Suppose you have a bag of 10 black and white marbles. What gives you more predictive power: 3 samples of 3 or 12 samples of 1? The numbers are arbitrary of course. I was wondering how one could generalize this - I've tried googling around but couldn't find any answer for this. Could someone point me in the right direction?

Answer 1

I would try to make it concise. First, you need to make a scenario, in which you can see the possibilities. In your problem ordered pairs $\{(x,y)|x+y=10,x,y\in \{0,1,2,3,...\}\}$ give you the possibilities. So, there are $11$ possibilities and we may assume that they are all equally probable. If you want to think in terms of information theory, you should ask: How many bits (how much information)are required to accurately pinpoint one of the possibilities (for example $(3,7)$). It is given by the famous formula

$\log(number of possibilities)=\log11\approx3.46$

Logarithms are in base 2.

So, this is the amount that we need. Now, we need to conduct some experiment to extract some information. Let's do the "12 sample of 1". The first time we draw a ball, it definitely gives us some information. Because it eliminates the possibility of having no ball of that kind. Assume it is white, without the loss of generality. The first draw tells that there is at least one white ball. Then, we calculate the probability of having at least one white ball. It is $\frac{10}{11}$. Using the information theory formula, it gives us

$\log(\frac{1}{p})=\log(\frac{11}{10})$

which is the amount of information, given by the first draw.

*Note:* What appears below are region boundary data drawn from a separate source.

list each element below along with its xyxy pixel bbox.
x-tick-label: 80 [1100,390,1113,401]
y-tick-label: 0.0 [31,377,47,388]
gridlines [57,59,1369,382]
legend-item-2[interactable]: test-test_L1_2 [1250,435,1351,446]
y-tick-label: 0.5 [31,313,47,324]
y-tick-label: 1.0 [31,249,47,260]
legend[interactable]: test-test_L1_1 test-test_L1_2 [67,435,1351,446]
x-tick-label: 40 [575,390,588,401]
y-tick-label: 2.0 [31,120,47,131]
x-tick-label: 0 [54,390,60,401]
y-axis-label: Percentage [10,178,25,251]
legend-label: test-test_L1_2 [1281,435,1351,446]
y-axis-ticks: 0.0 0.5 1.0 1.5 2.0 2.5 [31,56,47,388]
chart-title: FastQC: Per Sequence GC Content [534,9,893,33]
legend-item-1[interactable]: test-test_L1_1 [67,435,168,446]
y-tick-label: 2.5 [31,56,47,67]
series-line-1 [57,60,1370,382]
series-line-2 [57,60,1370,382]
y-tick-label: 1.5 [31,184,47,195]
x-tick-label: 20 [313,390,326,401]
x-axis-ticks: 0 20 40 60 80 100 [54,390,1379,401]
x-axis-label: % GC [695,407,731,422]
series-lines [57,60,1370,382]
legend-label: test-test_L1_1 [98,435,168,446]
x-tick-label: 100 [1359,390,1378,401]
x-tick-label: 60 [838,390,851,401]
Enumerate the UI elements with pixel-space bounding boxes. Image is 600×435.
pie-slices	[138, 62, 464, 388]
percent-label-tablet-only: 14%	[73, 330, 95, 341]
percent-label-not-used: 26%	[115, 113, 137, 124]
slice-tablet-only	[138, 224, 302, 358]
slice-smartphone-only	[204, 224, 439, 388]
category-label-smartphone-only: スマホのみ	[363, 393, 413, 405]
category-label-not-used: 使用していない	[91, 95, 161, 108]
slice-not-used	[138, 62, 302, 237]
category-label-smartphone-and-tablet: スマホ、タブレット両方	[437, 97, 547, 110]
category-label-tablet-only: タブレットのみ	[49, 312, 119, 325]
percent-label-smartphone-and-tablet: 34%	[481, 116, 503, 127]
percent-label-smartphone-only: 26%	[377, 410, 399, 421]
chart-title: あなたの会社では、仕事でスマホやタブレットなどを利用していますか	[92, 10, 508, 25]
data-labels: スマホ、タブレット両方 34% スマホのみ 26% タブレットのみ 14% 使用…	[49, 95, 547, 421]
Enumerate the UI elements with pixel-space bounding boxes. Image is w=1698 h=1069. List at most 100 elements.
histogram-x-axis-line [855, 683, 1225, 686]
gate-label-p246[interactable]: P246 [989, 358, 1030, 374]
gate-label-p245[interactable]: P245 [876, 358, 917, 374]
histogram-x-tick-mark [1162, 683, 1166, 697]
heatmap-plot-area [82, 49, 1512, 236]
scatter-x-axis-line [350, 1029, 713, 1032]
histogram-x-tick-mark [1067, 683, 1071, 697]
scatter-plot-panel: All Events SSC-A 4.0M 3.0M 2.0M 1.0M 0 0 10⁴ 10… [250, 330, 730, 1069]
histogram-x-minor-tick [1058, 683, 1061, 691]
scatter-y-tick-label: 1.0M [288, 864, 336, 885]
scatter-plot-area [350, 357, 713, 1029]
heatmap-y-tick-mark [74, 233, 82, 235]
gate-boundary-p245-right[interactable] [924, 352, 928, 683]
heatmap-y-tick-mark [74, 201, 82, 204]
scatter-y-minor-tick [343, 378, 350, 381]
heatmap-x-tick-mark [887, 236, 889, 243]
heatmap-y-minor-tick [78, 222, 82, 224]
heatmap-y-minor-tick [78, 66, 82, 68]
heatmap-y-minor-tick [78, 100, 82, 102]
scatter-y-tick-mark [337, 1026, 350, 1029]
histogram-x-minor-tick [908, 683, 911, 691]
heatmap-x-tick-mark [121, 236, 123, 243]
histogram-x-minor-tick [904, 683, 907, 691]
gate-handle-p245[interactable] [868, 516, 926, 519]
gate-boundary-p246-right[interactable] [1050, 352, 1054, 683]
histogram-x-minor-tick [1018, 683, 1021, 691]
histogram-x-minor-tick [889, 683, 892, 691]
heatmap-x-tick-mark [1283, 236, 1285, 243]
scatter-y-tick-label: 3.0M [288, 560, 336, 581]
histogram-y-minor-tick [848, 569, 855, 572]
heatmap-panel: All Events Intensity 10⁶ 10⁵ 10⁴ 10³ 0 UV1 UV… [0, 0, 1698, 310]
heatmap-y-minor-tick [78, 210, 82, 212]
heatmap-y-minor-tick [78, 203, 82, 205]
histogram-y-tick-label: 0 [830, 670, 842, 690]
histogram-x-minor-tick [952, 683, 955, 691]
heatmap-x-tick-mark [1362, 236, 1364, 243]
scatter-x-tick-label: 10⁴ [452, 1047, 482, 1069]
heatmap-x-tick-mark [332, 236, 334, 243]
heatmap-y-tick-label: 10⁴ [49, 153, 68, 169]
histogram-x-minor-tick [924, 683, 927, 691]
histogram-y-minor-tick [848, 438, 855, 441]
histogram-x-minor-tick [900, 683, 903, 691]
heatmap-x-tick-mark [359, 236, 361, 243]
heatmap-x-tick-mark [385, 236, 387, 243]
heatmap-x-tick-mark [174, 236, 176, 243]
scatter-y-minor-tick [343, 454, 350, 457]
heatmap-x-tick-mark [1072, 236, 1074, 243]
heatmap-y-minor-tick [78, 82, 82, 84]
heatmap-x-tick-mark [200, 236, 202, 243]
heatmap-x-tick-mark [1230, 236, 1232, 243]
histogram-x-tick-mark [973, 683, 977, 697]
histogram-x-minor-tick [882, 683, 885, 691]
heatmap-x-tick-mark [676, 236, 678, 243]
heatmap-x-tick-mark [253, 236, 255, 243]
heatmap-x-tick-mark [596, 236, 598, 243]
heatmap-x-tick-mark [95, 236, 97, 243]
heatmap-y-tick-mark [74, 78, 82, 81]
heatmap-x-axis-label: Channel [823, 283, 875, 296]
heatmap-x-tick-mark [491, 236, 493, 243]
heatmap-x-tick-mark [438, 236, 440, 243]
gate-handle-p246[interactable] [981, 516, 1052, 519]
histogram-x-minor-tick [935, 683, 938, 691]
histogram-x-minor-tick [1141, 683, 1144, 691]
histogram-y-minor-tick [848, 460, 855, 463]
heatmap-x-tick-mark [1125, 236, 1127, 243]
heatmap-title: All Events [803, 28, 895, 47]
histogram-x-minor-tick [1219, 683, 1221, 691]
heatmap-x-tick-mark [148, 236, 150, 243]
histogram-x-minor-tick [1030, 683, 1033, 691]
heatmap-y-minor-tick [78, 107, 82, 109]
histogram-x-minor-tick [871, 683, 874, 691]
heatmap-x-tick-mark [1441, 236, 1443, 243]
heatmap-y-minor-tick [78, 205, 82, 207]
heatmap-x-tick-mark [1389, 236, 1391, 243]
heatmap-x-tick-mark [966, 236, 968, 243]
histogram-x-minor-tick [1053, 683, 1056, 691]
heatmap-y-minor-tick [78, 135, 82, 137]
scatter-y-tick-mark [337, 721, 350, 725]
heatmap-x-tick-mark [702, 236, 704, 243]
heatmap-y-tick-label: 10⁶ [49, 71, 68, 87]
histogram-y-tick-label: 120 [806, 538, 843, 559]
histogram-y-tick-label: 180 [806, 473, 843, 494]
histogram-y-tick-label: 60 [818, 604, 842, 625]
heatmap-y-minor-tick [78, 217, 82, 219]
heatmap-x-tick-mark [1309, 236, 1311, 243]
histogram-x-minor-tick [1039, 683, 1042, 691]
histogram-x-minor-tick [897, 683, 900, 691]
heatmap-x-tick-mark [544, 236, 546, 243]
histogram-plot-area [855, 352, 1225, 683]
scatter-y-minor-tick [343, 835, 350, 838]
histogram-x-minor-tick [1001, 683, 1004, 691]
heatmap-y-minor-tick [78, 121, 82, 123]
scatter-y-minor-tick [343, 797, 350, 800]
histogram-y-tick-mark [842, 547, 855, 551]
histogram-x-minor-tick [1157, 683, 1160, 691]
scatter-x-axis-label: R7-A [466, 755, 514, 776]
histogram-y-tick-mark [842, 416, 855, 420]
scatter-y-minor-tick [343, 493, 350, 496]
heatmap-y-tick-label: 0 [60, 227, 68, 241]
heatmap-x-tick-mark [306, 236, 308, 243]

For the second draw, either we get the same ball (with probability $\frac{1}{10}$) as the first draw or a new ball (with probability $\frac{9}{10}$). The average information given by the second draw is

$\frac{1}{10}\times(0)+\frac{9}{10}\log(\frac{10}{9})=\frac{9}{10}\log(\frac{10}{9})$

For the next draws, we can apply the same way of thinking to get

$\frac{1}{10}\sum_{x=1}^{10}x\log(\frac{x+1}{x})\approx1.28$

The result sound reasonable, as the amount of information($1.28$), given by the experiment, is less than what is actually required ($3.46$).

Note that you always need to specify what is known and what is to be determined.